Edit: for spelling and grammer.
nice work around, what interim step did you do to kill off the blanks?
my hunch is that this clunky drag-n-drop / click-n-join alterantive to old fashioned, hand typed SQL is going to end up being a dead end waste of time. entire companies exist to solve this problem, like Alteryx (NYSE:$AYX). Even tableau, which has a much better interface than power bi, doesn't really work for drag-n-drop joins as well as a good old fasioned pre-written sql query.
BUT --- if you can make it work in this interface --- then way more users in a given company of non-programmers can get to work. So, what is this work around?
Thanks!
S
I used the "replace value". I replaced spaces with nothing.
The work around is to fix the underlying data (probably via an updated SQL query), delete the relationship, and then recreate the relationship.
Hi @ttinsley,
I would suggest you create two measures to double verify whether [LeaderID] values are distinct in LeaderStandardWork table.
TotalRows=COUNTROWS('LeaderStandardWork')
DistinctRows= DISTINCTCOUNT('LeaderStandardWork'[LeaderID])
After create those two measures, please place them in two card visuals, if results are different, it means there are duplicate [LeaderID] values in LeaderStandardWork table.

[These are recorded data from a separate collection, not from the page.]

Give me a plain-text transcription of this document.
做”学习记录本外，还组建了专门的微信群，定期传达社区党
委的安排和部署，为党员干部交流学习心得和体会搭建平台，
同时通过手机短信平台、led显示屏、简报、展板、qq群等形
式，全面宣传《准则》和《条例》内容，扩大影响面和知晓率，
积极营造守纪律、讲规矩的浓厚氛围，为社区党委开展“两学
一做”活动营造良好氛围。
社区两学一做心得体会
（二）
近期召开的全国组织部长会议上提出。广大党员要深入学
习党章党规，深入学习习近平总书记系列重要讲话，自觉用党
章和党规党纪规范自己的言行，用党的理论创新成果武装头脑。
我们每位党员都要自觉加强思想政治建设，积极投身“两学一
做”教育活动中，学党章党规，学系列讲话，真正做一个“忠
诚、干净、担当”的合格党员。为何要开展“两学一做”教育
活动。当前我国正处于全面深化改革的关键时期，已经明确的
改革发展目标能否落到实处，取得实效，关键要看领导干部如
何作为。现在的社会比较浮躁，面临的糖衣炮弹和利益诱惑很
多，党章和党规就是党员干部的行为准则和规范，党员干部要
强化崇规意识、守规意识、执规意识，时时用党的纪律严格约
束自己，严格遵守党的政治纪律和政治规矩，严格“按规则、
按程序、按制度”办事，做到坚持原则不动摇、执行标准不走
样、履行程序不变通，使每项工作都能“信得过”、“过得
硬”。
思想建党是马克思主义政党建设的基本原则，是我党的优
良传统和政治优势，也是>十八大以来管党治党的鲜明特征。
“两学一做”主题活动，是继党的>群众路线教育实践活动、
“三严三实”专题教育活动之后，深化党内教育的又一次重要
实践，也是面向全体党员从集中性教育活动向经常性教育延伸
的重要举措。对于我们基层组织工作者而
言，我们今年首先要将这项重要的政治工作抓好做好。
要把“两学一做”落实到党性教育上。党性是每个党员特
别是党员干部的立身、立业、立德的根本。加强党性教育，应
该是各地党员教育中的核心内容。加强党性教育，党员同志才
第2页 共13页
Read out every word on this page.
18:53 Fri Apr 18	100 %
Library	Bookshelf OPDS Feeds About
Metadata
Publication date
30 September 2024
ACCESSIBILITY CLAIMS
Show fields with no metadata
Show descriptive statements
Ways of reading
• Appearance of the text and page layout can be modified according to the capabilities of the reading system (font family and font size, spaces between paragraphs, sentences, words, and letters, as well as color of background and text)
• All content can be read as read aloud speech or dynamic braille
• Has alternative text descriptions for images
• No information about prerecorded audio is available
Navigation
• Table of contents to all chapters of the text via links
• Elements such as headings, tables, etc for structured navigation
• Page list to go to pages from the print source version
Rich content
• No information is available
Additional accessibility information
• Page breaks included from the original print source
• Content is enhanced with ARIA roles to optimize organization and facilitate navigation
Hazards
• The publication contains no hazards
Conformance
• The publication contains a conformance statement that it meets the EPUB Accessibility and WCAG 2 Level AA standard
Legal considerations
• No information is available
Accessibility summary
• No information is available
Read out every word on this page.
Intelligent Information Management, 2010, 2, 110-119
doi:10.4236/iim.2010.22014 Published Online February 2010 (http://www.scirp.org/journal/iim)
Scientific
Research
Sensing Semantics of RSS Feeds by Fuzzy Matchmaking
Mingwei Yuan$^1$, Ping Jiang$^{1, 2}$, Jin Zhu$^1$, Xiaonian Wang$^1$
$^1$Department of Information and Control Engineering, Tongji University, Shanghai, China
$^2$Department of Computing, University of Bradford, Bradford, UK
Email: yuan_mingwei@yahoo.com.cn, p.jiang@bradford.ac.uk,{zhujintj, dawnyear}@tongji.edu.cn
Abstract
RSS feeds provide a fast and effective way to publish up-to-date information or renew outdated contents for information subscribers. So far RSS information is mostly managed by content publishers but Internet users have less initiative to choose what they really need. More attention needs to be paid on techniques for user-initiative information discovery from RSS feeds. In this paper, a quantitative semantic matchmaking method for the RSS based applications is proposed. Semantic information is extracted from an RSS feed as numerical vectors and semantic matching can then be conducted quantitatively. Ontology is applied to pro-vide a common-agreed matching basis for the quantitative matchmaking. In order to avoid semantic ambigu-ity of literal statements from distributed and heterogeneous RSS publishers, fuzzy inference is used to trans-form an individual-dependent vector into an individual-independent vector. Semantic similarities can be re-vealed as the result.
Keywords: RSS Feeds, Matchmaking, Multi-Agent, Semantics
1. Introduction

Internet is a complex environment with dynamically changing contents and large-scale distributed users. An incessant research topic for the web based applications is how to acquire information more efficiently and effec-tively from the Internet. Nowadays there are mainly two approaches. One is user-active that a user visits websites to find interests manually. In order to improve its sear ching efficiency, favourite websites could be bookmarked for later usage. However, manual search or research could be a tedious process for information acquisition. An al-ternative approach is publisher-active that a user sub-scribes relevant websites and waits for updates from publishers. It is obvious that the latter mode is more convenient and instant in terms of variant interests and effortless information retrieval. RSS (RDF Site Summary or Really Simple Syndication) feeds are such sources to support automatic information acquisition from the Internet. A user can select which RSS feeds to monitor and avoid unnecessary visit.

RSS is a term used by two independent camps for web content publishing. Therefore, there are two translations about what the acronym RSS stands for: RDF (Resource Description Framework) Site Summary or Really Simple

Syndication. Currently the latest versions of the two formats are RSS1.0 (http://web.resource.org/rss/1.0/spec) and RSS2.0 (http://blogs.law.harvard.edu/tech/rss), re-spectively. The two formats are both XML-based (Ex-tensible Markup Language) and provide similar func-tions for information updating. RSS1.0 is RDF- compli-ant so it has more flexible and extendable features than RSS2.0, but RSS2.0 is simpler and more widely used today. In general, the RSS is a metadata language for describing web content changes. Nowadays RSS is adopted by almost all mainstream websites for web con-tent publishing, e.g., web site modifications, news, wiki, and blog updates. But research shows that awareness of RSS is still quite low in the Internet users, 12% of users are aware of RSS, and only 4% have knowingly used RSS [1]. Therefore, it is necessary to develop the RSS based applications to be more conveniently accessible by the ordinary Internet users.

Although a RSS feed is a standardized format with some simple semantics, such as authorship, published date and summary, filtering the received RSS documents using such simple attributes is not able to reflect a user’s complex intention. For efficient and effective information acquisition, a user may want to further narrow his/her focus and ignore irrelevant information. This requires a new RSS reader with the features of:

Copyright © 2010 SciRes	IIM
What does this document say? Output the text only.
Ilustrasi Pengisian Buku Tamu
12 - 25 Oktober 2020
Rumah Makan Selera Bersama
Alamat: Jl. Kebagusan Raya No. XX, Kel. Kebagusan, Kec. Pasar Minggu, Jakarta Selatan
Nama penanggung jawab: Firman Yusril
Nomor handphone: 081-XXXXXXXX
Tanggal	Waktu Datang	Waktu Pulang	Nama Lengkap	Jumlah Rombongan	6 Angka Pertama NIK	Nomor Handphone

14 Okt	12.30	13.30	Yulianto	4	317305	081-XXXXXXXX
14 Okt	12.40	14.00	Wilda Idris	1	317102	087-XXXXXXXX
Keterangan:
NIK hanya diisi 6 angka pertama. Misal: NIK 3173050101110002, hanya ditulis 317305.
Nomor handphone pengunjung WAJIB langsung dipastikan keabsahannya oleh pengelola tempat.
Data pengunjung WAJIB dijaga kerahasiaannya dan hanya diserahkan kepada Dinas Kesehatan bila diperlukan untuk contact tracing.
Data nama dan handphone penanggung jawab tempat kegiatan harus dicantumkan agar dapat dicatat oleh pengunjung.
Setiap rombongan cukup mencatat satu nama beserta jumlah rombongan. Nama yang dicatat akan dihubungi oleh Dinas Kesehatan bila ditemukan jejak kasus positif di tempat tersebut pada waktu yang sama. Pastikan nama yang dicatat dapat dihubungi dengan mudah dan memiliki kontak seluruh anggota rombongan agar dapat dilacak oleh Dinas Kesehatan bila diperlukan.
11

In my opinion, if the [LeaderID] really has duplicate values, we can't set the relationship as 1-1, this could be the reason why the error throws out.
Best Regards,
Qiuyun Yu
Nice job- this solution saved me a lot of time!
@v-qiuyu-msft I don't agree. What should I do if I have one table with Documents/Lengths and one table with Documents/Classifications, and I want a bar chart with average length per classification? A Document can have either none, one or multiple Classifications and each Classification is shown as a row.
Document;Length
doc1;50
doc2;60
doc3;70
doc4;100
Document;Classification
doc1;class1
doc1;class2
doc2;class2
doc2;class3
doc4;class1
What I want is to plot this:
class1;avg(Length)=75
class2;avg(Length)=60
class3;avg(Length)=60
class4;avg(Length)=NaN
That's strange, you wouldn't have some blanks in there or something? The only way that I could replicate this is when I had a blank cell in one of my tables.